The exploit, similar to the Pegasus attacks that plagued iPhone users a few years ago, relied on iMessage to backdoor the iPhone, but also relied on the usage of three other vulnerabilities, of which one was the hidden hardware function similar to that of a developer debug program. The researchers were not able to determine how the threat agent was able to find this exploit, as the hardware function does not seem to have been documented anywhere and could have been included in the phone on accident.

Apple has since patched out the exploits that made Operation Triangulation possible, so most people should have no worries, but researchers point towards examples like these as reminders that despite Apple’s reputation of being more secure, threat agents will never stop trying to get into personal devices to leverage information.

SonicWall Firewalls Found to be Vulnerable to Potential Attacks

Security researchers have found over 178,000 next gen firewalls from SonicWall that have had their management interface exposed online.

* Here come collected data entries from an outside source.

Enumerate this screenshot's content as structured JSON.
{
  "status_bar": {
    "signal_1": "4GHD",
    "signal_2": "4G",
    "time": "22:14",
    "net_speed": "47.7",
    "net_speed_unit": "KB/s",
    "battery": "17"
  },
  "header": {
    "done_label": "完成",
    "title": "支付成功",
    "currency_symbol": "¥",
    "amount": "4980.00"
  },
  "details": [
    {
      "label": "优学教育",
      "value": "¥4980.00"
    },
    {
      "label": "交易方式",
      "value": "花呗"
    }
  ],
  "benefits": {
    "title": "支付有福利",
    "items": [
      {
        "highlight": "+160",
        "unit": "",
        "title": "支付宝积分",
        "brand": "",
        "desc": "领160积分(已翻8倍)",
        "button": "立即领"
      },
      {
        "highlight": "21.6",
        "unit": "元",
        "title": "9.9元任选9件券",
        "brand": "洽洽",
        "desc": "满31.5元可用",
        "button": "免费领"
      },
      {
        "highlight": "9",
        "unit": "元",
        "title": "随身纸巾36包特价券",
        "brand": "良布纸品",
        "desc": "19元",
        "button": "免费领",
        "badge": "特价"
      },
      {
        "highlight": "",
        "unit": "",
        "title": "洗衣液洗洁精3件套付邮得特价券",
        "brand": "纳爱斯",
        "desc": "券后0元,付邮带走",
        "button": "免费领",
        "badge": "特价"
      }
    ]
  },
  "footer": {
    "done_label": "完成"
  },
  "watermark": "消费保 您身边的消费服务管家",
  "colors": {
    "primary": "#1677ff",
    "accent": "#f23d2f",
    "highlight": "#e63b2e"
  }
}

This seems to be the result of security flaws CVE-2022-22274 and CVE-2023-0656, that are caused by the same exploitation and code path as each other, just in different places along that path.

These exploits allow for remote code execution (RCE) attacks, which allow threat agents to execute malware on a remote device either over public or private networks. In the instance that the threat agent can’t get full control though, they are also able to push the firewall into maintenance mode, causing disruption of service issues.

SonicWall’s Product Security Incident Response Team has attested that they have no knowledge of an active exploit, but to make sure to update to the latest firmware versions as soon as possible.